With the greatest respect to Judge Reddihough, these were the wrong sentences. It is to be hoped that a higher court will rapidly substitute suspended sentences and that if this would take time, the Hussains could be released on bail. This is the season of mercy and redemption. As breaches of political correctness are not yet a crime, we can all hope that the Hussain brothers are home in time for Christmas.

Despite Portia, mercy is not enough. If mercy were granted, the Court of Appeal should also make it clear that this leniency was an exceptional concession in unusual circumstances and that there are no legal grounds for turning defence into attack.

It may be that the law on self-defence requires clarification. The Shadow Home Secretary, Chris Grayling, has argued that those assailed by criminals should only be prosecuted if their actions in self-defence were "grossly disproportionate". That sounds reasonable, but it would probably not have spared the Hussains from prosecution. We can understand why they behaved as they did, in hot blood, charged up with adrenalin. But there can be no general right to act in that way. It would be thoughtless populism to claim otherwise.

That said, we should not be too hard on thoughtless populism, which is often the honest-to-God reaction of decent people who are appalled at what is happening to their country and the apparent inability of those notionally in charge to do anything about it.

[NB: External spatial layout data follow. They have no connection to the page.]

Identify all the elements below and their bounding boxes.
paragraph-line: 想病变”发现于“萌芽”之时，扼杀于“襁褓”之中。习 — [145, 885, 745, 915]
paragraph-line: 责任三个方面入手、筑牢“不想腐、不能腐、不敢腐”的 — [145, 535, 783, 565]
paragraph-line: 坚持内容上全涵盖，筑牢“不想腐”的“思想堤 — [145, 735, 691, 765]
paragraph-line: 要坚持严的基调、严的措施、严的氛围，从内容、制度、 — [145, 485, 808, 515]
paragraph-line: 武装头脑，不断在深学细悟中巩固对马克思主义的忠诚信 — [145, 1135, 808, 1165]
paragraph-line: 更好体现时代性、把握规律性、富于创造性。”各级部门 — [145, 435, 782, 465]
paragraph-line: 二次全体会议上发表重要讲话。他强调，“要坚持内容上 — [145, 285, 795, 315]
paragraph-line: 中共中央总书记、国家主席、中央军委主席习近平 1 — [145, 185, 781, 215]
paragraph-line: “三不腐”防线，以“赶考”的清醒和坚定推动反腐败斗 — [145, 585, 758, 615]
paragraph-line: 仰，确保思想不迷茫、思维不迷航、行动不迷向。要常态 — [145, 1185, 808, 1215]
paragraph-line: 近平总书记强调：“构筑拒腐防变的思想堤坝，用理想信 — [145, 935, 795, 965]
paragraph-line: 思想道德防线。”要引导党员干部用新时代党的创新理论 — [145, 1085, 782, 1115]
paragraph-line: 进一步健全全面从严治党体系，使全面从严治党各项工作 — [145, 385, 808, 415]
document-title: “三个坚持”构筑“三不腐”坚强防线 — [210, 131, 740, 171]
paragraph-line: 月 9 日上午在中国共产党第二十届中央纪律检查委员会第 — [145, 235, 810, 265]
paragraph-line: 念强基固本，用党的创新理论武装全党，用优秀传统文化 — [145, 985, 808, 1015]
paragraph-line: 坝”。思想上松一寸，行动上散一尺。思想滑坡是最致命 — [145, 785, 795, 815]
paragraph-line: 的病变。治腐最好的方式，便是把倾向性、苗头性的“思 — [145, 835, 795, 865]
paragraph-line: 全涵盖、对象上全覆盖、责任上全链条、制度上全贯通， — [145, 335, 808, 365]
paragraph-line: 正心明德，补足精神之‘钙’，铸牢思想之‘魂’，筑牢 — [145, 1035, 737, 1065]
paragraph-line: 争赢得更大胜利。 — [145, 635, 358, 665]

This is infinitely preferable to the high-minded naïveté which manifested itself in the case of Tzipi Livni, the former Israeli minister who felt unable to come to Britain because a warrant had been issued for her arrest. What nonsense: what a disgrace that this should happen in a supposedly serious country. David Miliband is no stranger to high-mindedness. His general demeanour is no refutation of the charge of naivete. On this matter, however, he behaved admirably and was clearly – and rightly – unable to contain his exasperation.

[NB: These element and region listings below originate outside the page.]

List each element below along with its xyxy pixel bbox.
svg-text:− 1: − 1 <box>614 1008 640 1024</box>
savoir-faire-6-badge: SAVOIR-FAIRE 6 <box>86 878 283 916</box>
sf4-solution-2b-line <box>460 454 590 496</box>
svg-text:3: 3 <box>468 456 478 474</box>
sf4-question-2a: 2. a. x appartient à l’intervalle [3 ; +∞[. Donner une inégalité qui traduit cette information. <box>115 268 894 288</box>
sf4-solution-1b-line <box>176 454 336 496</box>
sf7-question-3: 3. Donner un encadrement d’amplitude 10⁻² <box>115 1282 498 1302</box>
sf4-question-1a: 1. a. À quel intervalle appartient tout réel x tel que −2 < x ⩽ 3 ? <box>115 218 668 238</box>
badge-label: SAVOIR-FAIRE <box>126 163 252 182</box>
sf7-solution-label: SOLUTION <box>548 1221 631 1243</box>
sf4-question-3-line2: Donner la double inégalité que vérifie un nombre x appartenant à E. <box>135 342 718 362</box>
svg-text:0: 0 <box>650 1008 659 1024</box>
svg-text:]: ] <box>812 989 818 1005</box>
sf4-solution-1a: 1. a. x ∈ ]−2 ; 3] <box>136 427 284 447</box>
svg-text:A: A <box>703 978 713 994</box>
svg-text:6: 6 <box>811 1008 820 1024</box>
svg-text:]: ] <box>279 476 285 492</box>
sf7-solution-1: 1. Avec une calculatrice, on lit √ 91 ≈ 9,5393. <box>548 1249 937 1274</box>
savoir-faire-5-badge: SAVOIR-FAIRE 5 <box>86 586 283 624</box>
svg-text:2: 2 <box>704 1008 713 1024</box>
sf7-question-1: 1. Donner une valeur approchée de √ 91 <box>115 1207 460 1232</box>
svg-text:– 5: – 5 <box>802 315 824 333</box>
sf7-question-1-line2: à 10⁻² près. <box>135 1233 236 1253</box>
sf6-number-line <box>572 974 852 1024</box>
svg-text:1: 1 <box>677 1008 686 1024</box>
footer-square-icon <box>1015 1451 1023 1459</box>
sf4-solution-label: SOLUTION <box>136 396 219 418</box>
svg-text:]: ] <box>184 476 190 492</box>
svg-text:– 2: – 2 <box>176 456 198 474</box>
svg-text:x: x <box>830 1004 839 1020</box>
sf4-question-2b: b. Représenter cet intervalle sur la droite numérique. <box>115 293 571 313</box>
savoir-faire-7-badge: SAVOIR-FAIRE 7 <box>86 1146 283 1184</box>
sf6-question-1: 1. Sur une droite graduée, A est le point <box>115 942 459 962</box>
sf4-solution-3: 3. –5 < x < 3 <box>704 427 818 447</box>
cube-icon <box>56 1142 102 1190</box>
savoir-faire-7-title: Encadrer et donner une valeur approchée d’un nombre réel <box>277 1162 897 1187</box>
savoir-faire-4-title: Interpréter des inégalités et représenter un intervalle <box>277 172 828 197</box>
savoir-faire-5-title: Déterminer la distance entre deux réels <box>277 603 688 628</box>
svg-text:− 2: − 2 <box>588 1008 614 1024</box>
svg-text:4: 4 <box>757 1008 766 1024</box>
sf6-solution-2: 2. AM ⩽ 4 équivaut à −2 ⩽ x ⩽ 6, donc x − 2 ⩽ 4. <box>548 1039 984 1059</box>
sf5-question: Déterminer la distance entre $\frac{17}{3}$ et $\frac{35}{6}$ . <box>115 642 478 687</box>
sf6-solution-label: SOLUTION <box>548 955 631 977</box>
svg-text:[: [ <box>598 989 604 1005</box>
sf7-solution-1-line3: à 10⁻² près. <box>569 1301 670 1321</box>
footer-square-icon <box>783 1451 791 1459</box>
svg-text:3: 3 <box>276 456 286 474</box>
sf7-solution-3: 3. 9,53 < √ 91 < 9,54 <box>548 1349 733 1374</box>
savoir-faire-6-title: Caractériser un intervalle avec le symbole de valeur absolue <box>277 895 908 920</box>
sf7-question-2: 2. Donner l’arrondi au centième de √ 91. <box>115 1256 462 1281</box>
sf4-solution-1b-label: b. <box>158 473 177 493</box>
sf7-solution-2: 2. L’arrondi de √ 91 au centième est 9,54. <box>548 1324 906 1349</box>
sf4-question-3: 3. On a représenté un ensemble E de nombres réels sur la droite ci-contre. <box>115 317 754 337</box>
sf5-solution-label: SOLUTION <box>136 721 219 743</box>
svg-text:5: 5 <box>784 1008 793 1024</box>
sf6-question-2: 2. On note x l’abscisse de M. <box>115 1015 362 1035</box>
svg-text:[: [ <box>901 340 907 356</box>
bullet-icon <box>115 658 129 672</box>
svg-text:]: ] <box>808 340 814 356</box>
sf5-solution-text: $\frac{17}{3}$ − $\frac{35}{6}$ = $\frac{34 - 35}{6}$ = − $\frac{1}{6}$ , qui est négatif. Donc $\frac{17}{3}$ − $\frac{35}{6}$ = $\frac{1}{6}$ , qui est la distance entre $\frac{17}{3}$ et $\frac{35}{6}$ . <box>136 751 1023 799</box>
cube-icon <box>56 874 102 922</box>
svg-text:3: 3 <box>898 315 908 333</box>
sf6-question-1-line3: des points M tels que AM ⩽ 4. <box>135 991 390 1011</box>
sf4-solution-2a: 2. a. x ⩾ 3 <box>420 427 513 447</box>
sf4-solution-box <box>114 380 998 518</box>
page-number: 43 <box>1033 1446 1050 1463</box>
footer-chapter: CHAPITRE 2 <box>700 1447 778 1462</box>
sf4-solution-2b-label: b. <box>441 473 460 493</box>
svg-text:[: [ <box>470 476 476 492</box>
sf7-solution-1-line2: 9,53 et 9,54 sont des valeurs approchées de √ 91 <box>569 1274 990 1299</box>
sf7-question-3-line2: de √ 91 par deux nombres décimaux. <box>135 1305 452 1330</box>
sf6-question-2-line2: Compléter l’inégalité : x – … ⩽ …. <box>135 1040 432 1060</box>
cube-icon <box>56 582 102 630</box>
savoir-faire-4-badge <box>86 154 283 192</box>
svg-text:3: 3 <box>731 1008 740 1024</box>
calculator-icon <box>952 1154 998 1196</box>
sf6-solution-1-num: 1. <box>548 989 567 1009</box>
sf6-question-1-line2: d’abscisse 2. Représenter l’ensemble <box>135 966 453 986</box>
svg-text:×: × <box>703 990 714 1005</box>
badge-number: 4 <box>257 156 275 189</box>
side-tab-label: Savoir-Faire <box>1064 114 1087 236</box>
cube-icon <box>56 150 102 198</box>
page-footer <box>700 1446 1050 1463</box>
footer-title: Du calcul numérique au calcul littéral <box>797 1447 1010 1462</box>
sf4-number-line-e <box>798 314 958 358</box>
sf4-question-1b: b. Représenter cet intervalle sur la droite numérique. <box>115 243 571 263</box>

It was unfortunate that the Livni affair should coincide with the theft of the Arbeit Macht Frei inscription from Auschwitz. Its diabolic cynicism surely makes it the single most potent testament to evil in the entire world. The imbecilic magistrates who issued the warrant against Mrs Livni had nothing to do with all that. Nor is there any reason to suppose that they were motivated by anti-semitism. But plenty of Israelis will link the two events, as evidence that old Europe is still infected with anti-semitism and with a desire to do down Israel.

A pessimist might say that this hardly matters, because Europe has no influence on a virtually non-existent Middle East peace process. But David Miliband still has hopes of the life-support machine, so it is understandable that he should resent a fatuous intervention which makes his impossible task even harder.

Even so, the Government is to blame. At the beginning of the decade, without thinking through the consequences, it passed the International Criminal Court Act. This nebulous piece of legislation seems to allow anyone with a political grievance against anyone else, anywhere in the world, to apply for a warrant in a British court. This subverts any notion of jurisdictions; it also subverts any viable notion of the rule of law.

There is a moral in all this. Law requires hard-thinking lawyers, reinforced by tough-minded politicians who will help them to resist both populism and naïveté. Merry Christmas.